Astronomers say they’ve learned more about the first known object to enter our solar system from deep space, including its size and colour.
New data from the European Southern Observatory’s telescopes and others around the world have revealed that the asteroid — spotted last month, already speeding away from the sun — is rocky, cigar-shaped and about 400 metres long.
It’s believed the interstellar interloper could be one tenth as wide as it is long.
The researchers were even able to determine its colour: it has a reddish hue.
The discovery was an exciting one for the astronomical community as it was the first recorded visitor from beyond our solar system.
“For decades we’ve theorized that such interstellar objects are out there, and now — for the first time — we have direct evidence they exist,” said Thomas Zurbuchen, associate administrator for NASA’s Science Mission Directorate in a statement about the new findings published Monday in the journal Nature.
The object was discovered by Canadian astronomer Robert Weryk at the University of Hawaii Institute for Astronomy. He came across the image that was taken as part of the Pan-STARRS survey, which is looking for near-Earth objects.
Initially it was believed that it came from within our solar system, but a look back at an image from the night before in the same general area revealed a trajectory that took the asteroid far outside our solar system, originating in the direction of the star Vega. (Though because the stars are moving, Vega wouldn’t have been there when the asteroid started its journey).
The object, named 1I/2017 U1 — or “Oumuamua” a Hawaiian word for scout or messenger from the distant past — varies in brightness by a factor of 10. It’s believed that this is caused as it rotates on its axis once every 7.3 hours. It’s the first time an asteroid has varied so much in brightness. Oumuamua is likely made up of rock and metals, but has no water or ice.

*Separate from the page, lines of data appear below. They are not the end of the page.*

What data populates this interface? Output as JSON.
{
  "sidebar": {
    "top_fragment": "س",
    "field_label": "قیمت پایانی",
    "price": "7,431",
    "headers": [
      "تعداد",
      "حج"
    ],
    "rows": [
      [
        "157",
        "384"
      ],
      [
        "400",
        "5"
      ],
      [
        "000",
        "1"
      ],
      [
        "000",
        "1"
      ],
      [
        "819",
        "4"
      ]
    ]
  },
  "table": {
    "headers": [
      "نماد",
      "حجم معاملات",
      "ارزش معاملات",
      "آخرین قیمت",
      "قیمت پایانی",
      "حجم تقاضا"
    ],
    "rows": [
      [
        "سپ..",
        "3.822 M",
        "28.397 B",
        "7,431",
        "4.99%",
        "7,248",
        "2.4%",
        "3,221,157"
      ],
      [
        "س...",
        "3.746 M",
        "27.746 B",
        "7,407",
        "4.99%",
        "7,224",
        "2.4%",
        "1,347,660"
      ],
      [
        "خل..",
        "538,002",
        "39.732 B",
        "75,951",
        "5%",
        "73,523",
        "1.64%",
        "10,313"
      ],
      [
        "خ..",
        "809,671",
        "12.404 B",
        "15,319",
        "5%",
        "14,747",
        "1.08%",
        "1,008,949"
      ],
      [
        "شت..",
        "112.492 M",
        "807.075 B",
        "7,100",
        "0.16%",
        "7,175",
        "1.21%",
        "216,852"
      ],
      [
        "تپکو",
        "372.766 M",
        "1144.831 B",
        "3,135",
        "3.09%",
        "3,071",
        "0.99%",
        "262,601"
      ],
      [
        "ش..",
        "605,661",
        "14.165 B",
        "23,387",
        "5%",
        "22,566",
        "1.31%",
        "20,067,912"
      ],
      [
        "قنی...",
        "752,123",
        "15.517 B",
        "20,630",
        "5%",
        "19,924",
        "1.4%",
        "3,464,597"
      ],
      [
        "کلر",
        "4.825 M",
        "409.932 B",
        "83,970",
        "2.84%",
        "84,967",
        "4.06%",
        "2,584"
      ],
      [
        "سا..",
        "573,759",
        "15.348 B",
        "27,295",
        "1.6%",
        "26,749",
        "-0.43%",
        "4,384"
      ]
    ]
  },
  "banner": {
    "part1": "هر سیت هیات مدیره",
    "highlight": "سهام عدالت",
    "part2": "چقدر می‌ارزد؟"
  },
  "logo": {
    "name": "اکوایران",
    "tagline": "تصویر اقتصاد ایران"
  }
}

Astronomers are still tracking the asteroid as it travels about 38.3 km/s. It will pass Jupiter’s orbit — though on an inclined plane compared to the orbits of the planets — in May 2018.
“Certainly this is a new type of object. It’ll go a long way to improving our understanding as to how the solar system formed and evolved,” Weryk told CBC News at the time of discovery.
“I’m certainly interested in finding more of these.”